Greg Schwepe: Sometime in the early 90s I had a cassette sharing extravaganza with a girl who worked in the same office building that turned out had the same musical tastes as me. I now found myself giddy as I had new (free! Except for the cost of the Maxell cassettes I had to buy!) music from about 4-5 bands that I’d either never heard of or had heard of and finally got the chance to check out. One of those cassettes was Vision Thing from Sisters of Mercy.
Having mentioned in a previous review that my involvement in college radio taught me how to expand my previous rock/hard rock/some metal background to include punk, new wave, and some “gothy” stuff, Vision Thing found its way into my cassette player immediately.
And in listening to this album again for the first time since back then…not as “gothy” as I remembered. Hearing it again, I don’t really hear anything that would’ve make me think this was past my musical comfort zone back then.
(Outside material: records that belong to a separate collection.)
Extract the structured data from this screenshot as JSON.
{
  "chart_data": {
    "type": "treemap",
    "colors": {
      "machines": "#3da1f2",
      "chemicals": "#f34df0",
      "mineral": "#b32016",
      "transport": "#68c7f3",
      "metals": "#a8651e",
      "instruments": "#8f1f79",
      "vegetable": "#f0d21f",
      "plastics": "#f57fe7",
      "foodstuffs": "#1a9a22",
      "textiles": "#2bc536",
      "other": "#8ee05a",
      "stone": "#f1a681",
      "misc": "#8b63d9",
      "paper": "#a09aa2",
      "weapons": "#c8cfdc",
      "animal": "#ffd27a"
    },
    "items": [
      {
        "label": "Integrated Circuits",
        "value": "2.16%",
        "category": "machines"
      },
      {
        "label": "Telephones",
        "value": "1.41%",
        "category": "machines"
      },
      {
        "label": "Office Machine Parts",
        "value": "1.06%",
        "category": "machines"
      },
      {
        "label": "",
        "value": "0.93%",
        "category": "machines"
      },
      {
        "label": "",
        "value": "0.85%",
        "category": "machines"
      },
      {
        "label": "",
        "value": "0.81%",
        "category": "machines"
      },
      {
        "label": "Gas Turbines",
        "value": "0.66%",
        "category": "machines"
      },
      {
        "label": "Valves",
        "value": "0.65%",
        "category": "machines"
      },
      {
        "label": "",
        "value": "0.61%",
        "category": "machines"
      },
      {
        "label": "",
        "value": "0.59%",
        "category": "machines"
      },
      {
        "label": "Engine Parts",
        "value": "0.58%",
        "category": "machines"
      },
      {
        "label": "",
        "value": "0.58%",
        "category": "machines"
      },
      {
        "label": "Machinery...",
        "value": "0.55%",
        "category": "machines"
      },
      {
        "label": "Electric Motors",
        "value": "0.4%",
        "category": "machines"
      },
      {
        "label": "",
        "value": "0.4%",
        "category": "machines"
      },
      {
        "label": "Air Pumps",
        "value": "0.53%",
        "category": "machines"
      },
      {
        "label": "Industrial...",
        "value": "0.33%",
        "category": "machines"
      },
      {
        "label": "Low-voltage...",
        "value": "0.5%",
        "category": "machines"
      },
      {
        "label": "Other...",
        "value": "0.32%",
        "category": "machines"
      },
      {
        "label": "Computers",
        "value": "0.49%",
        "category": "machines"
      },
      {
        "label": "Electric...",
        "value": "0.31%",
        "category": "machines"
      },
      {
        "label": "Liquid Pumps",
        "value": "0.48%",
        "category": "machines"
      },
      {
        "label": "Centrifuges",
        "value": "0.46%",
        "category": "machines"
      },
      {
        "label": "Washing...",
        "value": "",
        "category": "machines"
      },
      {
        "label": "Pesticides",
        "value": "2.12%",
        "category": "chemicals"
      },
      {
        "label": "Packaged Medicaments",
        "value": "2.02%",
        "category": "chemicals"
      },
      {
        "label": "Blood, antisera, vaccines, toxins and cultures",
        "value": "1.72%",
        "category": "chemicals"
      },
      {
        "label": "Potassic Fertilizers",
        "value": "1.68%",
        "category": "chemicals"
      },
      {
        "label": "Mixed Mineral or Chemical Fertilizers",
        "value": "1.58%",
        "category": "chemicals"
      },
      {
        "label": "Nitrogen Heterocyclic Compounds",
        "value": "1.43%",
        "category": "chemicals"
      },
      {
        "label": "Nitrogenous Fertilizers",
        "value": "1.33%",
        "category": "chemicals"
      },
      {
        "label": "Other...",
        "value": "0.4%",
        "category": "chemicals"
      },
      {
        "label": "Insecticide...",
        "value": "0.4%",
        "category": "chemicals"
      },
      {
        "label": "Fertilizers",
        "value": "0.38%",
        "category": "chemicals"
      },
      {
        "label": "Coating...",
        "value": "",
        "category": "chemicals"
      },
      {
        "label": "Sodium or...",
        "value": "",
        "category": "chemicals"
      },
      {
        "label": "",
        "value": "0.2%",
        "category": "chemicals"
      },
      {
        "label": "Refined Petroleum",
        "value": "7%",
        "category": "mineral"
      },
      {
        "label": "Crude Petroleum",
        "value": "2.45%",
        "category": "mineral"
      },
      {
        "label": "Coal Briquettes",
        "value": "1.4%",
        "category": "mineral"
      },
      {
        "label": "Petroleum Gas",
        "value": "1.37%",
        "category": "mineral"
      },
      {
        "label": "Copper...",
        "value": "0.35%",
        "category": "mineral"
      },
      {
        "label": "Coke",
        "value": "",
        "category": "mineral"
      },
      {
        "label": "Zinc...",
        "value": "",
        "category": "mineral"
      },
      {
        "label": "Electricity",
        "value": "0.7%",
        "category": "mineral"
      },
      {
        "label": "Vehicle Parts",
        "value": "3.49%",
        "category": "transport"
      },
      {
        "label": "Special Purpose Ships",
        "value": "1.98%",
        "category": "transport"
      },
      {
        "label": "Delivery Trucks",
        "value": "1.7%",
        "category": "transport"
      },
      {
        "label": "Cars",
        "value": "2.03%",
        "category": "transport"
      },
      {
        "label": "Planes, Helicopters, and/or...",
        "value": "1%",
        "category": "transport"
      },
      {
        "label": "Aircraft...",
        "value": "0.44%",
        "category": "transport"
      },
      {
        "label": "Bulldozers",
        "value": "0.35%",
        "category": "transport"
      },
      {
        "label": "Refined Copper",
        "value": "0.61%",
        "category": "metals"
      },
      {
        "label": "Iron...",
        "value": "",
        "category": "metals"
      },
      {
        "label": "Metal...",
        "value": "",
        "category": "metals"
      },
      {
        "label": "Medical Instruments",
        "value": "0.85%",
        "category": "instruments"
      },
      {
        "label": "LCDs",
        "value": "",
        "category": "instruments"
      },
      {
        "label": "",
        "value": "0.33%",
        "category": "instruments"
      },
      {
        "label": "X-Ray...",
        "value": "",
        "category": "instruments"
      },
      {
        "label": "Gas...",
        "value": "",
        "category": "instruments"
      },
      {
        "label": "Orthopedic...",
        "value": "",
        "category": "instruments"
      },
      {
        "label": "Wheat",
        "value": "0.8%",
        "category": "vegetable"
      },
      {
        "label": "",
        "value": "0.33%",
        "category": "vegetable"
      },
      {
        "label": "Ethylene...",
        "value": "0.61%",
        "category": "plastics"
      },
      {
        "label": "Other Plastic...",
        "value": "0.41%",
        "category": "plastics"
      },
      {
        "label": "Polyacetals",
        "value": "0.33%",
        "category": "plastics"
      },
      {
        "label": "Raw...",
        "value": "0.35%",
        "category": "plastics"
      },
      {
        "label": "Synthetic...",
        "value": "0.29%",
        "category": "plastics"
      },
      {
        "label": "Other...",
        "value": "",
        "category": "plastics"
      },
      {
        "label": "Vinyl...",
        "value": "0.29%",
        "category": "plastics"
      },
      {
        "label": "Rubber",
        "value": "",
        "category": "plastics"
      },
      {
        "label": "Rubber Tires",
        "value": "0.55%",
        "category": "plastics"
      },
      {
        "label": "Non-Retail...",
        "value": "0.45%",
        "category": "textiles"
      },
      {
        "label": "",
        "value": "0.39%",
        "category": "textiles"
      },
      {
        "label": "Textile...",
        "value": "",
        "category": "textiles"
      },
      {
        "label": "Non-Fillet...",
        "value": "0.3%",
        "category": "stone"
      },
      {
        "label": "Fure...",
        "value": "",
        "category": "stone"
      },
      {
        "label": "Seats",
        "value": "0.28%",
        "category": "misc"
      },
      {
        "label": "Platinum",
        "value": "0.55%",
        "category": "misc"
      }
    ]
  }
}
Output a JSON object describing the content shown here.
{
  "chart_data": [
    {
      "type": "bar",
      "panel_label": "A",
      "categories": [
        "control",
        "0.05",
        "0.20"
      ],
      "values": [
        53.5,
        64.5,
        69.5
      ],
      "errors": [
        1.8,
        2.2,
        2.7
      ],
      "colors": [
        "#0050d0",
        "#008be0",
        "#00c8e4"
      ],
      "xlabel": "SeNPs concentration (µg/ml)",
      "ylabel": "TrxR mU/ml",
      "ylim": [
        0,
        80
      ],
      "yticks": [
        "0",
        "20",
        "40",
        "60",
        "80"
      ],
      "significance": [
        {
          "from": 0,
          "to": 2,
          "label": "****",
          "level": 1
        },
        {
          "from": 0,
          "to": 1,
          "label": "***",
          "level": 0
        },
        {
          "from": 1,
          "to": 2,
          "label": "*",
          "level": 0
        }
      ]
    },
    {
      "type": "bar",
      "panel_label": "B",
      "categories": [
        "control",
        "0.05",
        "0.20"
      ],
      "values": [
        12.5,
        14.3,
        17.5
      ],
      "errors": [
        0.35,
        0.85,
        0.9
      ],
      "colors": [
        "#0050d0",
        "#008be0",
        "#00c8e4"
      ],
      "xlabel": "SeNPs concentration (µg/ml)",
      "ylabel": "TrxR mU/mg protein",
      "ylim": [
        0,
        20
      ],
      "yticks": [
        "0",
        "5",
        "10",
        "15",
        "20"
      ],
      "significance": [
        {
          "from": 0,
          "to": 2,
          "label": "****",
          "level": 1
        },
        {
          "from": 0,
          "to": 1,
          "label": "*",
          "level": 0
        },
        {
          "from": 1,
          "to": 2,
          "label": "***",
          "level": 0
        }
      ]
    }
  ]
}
A mix of everything that appeals to me across all genres.
The title track starts off with a driving guitar riff that could’ve been borrowed from a Cult song. And right away you encounter what might turn you off to Sisters of Mercy; the low monotone vocals. Not a deal breaker for me. Maybe it’s because as I listened, I kept hearing snippets of other vocalist’s tones; a little Bowie here, Lemmy there, Ian Astbury, and Dave Gahan. I also like the female background vocals. Just added a nice mix to it all.
Entire album is listenable for me. Liked all the tracks but the ones I remember rewinding to the most and replaying when I had this album before are Doctor Jeep and More. Pretty much sums up what Sisters of Mercy are for me.
The pulsing synth at the beginning of More builds, then the track kicks in. Bass, guitar, the soaring background vocals. Score!
8 out of 10 for me on this one. An album I'm glad my musically like-minded office mate had in her collection back then for me to check out.